A house built on the traces of a refugee settlement
The house is built on the traces of a ruined building in a high-density refugee settlement in Nicosia, Cyprus. It is situated between two existing partition walls in a narrow land (189 m²). The Cypriot refugee camps were erected shortly after the summer of the Turkish invasion in 1974, to provide temporary accommodation for the Greek-Cypriot refugees who were forced to leave their homes because of the war. Today, these sites bear the signs of abandonment and decay and are more like urban crevices interrupting the continuity of the city. The restrictive building regulations that are applied in these sites, indicate a complex condition raising questions regarding their readjustment to the contemporary ways of residential living.
The new house is constructed to accommodate the housing needs of a young family of four. The man of the family inherited the old house from his grandfather. The budget was limited. The main idea of the architectural proposal is developed around the notions of boundary and intermediate space. What we propose here, is a vertical boundary which stands at a distance of 1.3 meters in front of the existing housing complex. This is a 6.3 meters high wall of exposed reinforced concrete, carved with holes in its skin which are covered by perforated metal surfaces.
The successful interplay between the blank and structured parts of the wall purposefully control the passage of light inside the house, offer levels of privacy and security, cross ventilation and a variety of optical escapes. An open dialogue is developed between the building and the existing urban landscape that offers a vast range of spatial and visual conditions: sometimes it frames and highlights moments from the particular everyday life of the refugee camp, it underlines the need for introversion while sometimes it projects snapshots from the family life in a theatrical way.

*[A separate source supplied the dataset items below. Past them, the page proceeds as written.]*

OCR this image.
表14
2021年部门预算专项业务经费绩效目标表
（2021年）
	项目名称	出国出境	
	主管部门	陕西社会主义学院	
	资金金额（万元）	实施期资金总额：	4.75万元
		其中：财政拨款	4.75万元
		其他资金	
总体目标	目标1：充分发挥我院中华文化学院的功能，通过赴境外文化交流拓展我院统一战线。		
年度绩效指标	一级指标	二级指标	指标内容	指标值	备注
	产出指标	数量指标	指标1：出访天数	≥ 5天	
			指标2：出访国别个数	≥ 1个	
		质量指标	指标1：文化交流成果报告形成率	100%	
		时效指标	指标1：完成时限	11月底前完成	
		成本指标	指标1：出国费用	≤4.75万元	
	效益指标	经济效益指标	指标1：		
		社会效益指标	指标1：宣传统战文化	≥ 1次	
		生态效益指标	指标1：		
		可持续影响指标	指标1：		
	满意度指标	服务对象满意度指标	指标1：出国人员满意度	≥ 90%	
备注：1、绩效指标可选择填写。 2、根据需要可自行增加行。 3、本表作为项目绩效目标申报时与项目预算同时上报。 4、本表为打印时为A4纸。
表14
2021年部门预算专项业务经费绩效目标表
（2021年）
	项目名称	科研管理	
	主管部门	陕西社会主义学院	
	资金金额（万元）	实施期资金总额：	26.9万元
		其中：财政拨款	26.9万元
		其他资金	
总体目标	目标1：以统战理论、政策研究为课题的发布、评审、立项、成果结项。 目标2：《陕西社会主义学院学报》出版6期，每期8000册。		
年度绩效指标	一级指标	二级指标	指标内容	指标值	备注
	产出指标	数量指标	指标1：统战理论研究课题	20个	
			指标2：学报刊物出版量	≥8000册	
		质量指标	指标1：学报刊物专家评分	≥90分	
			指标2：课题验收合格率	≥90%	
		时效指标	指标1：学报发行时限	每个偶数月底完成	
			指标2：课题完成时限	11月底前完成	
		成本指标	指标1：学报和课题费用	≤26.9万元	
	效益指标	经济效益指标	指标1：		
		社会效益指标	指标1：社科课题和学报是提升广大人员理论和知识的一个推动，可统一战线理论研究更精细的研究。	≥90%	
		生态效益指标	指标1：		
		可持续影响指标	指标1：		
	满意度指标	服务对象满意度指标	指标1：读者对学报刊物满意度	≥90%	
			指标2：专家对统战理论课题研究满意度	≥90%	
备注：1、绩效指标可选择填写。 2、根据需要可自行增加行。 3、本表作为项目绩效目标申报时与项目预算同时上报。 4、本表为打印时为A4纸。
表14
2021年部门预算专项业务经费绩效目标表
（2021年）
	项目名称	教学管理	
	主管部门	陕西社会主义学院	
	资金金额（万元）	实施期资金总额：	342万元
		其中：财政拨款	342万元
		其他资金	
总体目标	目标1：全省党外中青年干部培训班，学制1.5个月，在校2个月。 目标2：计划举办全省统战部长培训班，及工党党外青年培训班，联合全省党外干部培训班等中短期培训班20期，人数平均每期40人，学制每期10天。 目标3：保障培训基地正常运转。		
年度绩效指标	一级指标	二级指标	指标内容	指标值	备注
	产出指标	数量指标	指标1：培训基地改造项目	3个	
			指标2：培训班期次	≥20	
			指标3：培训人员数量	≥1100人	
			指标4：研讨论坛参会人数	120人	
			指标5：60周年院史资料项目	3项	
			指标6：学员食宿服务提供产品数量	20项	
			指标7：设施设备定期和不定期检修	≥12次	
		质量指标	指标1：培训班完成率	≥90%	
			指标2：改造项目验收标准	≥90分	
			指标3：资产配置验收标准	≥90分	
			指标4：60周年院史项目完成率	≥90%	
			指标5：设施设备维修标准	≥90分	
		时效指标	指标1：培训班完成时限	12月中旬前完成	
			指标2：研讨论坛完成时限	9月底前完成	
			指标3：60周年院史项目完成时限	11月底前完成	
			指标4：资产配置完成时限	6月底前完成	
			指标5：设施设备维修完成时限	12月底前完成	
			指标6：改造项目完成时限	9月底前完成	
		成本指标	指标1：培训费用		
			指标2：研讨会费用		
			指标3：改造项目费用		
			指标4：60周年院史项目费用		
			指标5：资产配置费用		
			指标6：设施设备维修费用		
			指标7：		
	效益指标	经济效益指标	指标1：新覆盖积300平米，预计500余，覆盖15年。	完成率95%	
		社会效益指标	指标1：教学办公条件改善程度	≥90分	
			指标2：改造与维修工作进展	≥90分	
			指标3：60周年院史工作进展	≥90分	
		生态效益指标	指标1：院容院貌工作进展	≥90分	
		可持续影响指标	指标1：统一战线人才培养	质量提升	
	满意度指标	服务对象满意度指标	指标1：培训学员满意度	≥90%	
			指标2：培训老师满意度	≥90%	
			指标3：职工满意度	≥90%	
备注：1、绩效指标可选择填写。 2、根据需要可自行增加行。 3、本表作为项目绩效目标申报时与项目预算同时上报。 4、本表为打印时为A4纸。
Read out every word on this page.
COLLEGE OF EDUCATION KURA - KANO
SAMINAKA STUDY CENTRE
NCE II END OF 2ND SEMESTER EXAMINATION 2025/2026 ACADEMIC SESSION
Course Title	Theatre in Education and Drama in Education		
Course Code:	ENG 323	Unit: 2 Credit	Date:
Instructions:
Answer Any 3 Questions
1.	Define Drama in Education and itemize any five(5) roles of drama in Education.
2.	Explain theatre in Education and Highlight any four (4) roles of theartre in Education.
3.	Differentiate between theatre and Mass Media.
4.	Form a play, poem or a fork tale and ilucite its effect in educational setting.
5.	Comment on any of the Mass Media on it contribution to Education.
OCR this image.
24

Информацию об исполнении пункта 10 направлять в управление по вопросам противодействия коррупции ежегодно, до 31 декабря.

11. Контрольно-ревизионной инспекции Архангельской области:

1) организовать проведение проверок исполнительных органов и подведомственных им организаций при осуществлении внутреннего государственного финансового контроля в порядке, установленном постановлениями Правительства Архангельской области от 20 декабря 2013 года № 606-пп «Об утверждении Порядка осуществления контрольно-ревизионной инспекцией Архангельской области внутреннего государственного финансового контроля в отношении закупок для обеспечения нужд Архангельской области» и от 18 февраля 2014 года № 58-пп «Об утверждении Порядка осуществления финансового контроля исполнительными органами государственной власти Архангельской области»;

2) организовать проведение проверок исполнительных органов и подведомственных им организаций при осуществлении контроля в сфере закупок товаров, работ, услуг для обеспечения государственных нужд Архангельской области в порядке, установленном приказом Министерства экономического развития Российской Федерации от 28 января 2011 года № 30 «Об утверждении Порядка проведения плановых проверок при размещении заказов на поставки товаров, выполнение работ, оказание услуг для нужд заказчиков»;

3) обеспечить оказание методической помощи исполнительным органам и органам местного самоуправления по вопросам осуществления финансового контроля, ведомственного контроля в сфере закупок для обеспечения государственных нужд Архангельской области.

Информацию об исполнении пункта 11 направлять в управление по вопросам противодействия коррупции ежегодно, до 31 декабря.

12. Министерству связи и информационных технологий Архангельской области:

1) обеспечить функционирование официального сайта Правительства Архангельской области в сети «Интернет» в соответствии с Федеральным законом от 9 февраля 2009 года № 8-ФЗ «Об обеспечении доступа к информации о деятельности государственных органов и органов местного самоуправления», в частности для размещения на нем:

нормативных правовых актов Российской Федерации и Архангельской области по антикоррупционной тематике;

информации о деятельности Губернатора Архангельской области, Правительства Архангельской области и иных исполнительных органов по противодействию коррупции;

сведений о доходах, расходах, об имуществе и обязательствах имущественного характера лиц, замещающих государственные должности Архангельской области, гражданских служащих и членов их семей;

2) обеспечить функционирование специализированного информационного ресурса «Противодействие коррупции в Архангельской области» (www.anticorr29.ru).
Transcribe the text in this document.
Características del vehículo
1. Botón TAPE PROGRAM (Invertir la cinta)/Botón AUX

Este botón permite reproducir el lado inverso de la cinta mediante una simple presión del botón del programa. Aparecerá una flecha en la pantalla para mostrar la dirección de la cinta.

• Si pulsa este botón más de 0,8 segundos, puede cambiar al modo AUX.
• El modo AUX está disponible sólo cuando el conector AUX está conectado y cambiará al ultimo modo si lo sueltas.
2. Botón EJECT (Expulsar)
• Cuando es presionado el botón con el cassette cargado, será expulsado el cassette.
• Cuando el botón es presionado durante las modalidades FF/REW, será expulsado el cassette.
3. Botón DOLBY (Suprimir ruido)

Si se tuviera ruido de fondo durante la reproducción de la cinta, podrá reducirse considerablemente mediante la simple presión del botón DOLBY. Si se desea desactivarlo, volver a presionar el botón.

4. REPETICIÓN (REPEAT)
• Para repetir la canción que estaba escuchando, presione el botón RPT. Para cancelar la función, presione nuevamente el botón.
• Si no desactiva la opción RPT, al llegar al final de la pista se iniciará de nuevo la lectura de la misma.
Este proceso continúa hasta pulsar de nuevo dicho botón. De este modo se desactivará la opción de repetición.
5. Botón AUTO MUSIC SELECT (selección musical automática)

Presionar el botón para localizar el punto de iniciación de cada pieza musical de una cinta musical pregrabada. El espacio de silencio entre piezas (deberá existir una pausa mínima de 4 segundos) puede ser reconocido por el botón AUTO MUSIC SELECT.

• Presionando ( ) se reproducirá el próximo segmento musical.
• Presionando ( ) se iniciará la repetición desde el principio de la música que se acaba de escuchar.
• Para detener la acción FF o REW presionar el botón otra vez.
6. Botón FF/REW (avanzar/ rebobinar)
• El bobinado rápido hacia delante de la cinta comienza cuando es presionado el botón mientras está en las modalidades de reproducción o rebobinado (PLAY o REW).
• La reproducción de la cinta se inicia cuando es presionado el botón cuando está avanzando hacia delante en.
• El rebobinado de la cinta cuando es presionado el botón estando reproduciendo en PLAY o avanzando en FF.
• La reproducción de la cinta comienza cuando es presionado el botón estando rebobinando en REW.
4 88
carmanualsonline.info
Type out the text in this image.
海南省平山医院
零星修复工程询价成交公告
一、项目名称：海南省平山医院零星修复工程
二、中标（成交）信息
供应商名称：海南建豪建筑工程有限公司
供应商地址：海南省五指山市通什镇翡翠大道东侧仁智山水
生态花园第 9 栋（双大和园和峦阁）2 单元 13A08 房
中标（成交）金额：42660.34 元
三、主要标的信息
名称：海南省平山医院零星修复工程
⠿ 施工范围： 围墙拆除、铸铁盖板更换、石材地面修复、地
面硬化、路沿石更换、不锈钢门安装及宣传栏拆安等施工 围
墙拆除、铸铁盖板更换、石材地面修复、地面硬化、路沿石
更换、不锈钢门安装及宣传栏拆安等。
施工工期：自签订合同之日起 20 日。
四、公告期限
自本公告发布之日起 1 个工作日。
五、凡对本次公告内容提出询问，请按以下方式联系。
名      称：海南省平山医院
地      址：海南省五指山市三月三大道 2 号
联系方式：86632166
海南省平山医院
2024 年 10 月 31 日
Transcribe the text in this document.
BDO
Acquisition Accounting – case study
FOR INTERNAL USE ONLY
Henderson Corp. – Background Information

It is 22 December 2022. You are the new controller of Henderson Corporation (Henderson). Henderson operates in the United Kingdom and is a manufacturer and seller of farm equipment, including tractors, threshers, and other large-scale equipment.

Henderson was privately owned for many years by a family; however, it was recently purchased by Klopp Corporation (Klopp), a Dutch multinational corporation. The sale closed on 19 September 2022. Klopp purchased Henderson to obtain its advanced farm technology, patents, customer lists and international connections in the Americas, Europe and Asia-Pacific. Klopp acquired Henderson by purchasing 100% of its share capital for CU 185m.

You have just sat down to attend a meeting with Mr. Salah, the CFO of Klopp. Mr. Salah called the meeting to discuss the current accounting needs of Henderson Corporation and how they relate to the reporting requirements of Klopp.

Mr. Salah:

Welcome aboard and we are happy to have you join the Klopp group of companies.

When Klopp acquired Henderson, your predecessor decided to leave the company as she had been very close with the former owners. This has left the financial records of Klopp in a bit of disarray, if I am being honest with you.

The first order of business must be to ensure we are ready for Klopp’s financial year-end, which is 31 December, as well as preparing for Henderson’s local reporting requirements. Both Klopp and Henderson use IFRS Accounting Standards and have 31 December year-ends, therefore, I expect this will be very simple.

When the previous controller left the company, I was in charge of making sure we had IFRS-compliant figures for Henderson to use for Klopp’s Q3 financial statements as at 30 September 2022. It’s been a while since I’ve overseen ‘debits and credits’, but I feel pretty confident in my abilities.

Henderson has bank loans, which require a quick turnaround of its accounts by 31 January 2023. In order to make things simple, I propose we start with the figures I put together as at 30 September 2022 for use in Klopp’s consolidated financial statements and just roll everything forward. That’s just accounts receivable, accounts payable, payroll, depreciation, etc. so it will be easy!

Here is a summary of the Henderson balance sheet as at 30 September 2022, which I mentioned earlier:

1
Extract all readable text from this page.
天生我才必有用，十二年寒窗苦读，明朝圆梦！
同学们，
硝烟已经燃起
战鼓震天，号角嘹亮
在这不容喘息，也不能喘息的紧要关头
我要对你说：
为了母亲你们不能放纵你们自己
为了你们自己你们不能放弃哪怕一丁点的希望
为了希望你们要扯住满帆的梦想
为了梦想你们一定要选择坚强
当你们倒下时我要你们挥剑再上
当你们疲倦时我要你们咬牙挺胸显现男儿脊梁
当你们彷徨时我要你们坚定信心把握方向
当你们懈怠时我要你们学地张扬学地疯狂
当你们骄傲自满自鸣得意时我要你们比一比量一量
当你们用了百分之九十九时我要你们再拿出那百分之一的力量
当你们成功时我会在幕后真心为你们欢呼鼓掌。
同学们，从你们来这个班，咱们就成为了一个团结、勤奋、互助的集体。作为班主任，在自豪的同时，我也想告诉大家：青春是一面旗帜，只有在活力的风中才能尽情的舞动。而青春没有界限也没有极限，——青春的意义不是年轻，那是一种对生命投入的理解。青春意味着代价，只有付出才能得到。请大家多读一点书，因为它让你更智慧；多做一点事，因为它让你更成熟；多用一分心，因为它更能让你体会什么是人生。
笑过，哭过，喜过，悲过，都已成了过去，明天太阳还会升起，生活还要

Between the main building and the vertical wall, small courtyards and terraces are generated, where the main spaces of the house are extended. Internally, the proposed spaces are organized in relation to the vertical wall and a courtyard that enters from the back of the ground level to end up in the centre of the house. At the core of the house, mass was removed from the volume of the building by vertically carving it. In this way, we achieve visual communication between the two floors, the provision of abundant daylight and the framing of the sky. In the centre of this blank space, a mastic tree has been planted, which is framed by a circular seating surface to transform it into a vital place of gathering and communication between family members.
As in the rest of the outdoor spaces, here the void is filled with metal surfaces allowing natural vegetation to climb. Cypriot plants such as jasmine, honeysuckle and pandorea, have been carefully preserved or transplanted in all the outdoor spaces. The refreshing nature enters the house and climbs upon its skin in an everyday life that embraces the garden and turns towards it.